At first, I wasn’t sure how to go about it. I’ve read lots of great testimonies in which people were almost instantly healed just by reading the Christian Science textbook, Science and Health with Key to the Scriptures by Mary Baker Eddy. But sadly, helping my friend would not be as easy as handing him a book, considering that he isn’t very religious or fond of reading. Still, I knew that even if he wasn’t interested in learning about God for himself, I could make a difference by praying to clarify my own understanding of my friend as loved by God, known by God, and protected by God.
I knew that even if my friend wasn’t interested in learning about God, I could still make a difference by praying.
As a starting point for my prayers, I studied a story in the Bible about the prophet Elijah and how he listened to God (see I Kings 19:1–12). Elijah faced some pretty terrible things—like an earthquake and a fire—which might have made God seem very far away. But the Bible says that while God wasn’t in the chaos, He was still there—and Elijah was able to hear God as “a still small voice.”
That last verse was important to me, because I could put any human problem (depression, suicide, and so on) in place of the fire, and the story would apply. God is not in the chaotic problems we seem to face every day. But He is the still, small voice guiding us to have good lives—to feel secure and valued.
Elijah’s story was also helpful to me in praying about my friend’s desire to take his own life, because after Elijah ran away from some problems he was dealing with, he was so upset that he actually asked God to take away his life. However, by listening to God’s still, small voice, Elijah ended up being led in the right direction—not only out of his despair, but also to specific solutions to his problems (see verses 15–18).
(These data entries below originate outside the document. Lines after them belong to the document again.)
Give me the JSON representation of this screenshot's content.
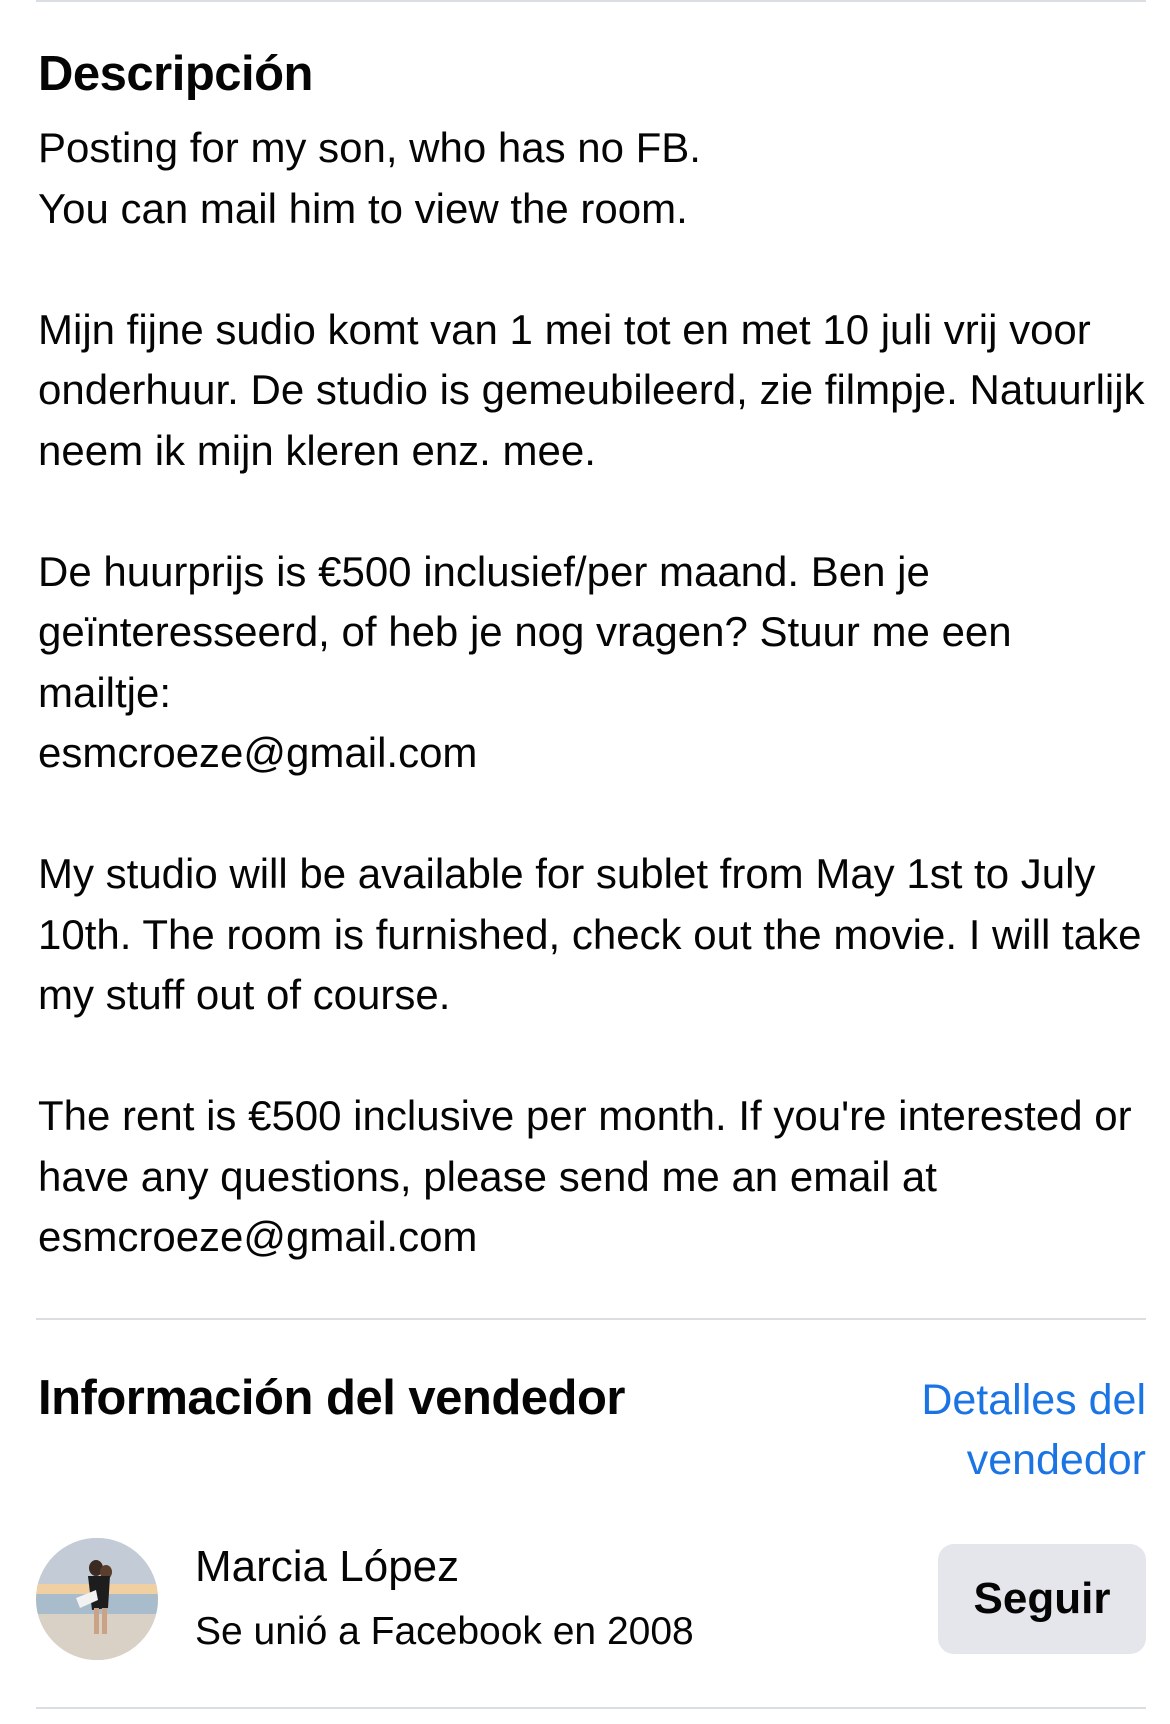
{
  "description": {
    "heading": "Descripción",
    "body": "Posting for my son, who has no FB.\nYou can mail him to view the room.\n\nMijn fijne sudio komt van 1 mei tot en met 10 juli vrij voor onderhuur. De studio is gemeubileerd, zie filmpje. Natuurlijk neem ik mijn kleren enz. mee.\n\nDe huurprijs is €500 inclusief/per maand. Ben je geïnteresseerd, of heb je nog vragen? Stuur me een mailtje:\nesmcroeze@gmail.com\n\nMy studio will be available for sublet from May 1st to July 10th. The room is furnished, check out the movie. I will take my stuff out of course.\n\nThe rent is €500 inclusive per month. If you're interested or have any questions, please send me an email at esmcroeze@gmail.com"
  },
  "seller": {
    "heading": "Información del vendedor",
    "details_link": "Detalles del vendedor",
    "name": "Marcia López",
    "joined": "Se unió a Facebook en 2008",
    "follow_label": "Seguir",
    "avatar_icon": "profile-photo"
  },
  "colors": {
    "link": "#1b74e4",
    "button_bg": "#e4e6eb",
    "divider": "#dadde1",
    "text": "#050505"
  }
}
After reading through this story, I felt much more assured that I wasn’t alone in trying to help my friend.
God gave me a good way to think about my friend’s situation, but the question still remained: If I couldn’t share these ideas with him, how could my prayers help him change his mind-set? I continued to pray about this question, and I also read some testimonies in the Christian Science Sentinel related to preventing suicide. As I did, this passage from Science and Health stuck out to me: “Truth has a healing effect, even when not fully understood” (p. 152).
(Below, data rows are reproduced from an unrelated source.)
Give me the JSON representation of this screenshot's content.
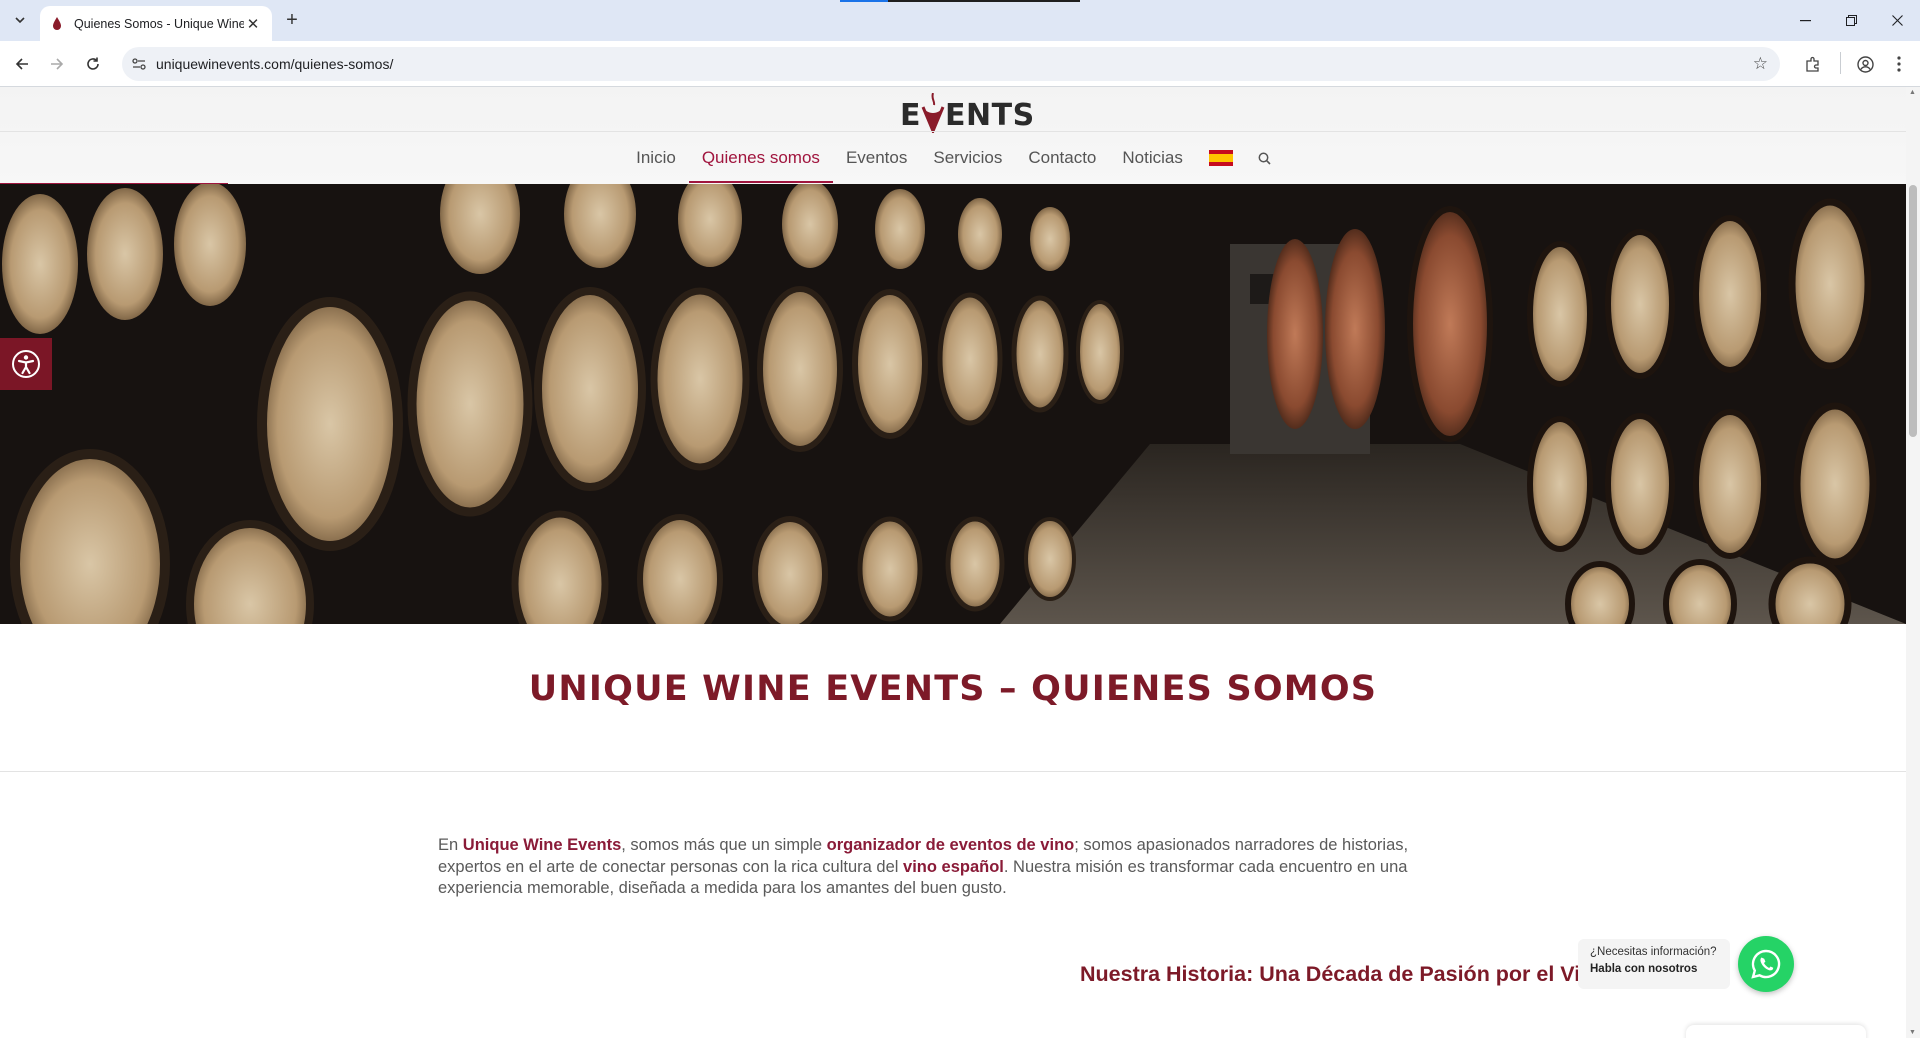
{
  "browser": {
    "tab_title": "Quienes Somos - Unique Wine",
    "url": "uniquewinevents.com/quienes-somos/"
  },
  "site": {
    "logo_prefix": "E",
    "logo_suffix": "ENTS",
    "nav": [
      {
        "label": "Inicio",
        "active": false
      },
      {
        "label": "Quienes somos",
        "active": true
      },
      {
        "label": "Eventos",
        "active": false
      },
      {
        "label": "Servicios",
        "active": false
      },
      {
        "label": "Contacto",
        "active": false
      },
      {
        "label": "Noticias",
        "active": false
      }
    ],
    "language_flag": "spain-flag-icon",
    "colors": {
      "accent": "#a0153e",
      "title": "#7d1a28",
      "accessibility_button": "#7b1626",
      "whatsapp": "#25d366"
    }
  },
  "hero": {
    "image_icon": "wine-barrels-cellar-photo"
  },
  "content": {
    "page_title": "UNIQUE WINE EVENTS – QUIENES SOMOS",
    "intro": {
      "t1": "En ",
      "h1": "Unique Wine Events",
      "t2": ", somos más que un simple ",
      "h2": "organizador de eventos de vino",
      "t3": "; somos apasionados narradores de historias, expertos en el arte de conectar personas con la rica cultura del ",
      "h3": "vino español",
      "t4": ". Nuestra misión es transformar cada encuentro en una experiencia memorable, diseñada a medida para los amantes del buen gusto."
    },
    "section_heading": "Nuestra Historia: Una Década de Pasión por el Vino"
  },
  "whatsapp": {
    "line1": "¿Necesitas información?",
    "line2": "Habla con nosotros"
  }
}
I suddenly understood that even if my friend didn’t know it, he couldn’t escape God’s presence, care, and love, because God’s presence, care, and love are the truth, the reality, of each of our lives. No matter what someone believes, they really are protected from fear, sadness, and depression and can be guided by God out of any troubling thought or situation, because that is the nature of our relation to God as His dearly loved children. I realized that on the deepest level, my friend was safe, always protected by God, always loved—and that he could feel that.
What I’ve learned from praying to prevent suicide is how necessary every individual is to the wholeness of God’s creation—how each of us is God’s valued and loved child, not a corporeal body to count in a statistic. Now more than ever before, I see this preciousness in both my friend and me. While both his and my mind-sets have improved over the course of my prayer, I know I’ll continue praying about this issue, because I now know how much of a difference prayer can make.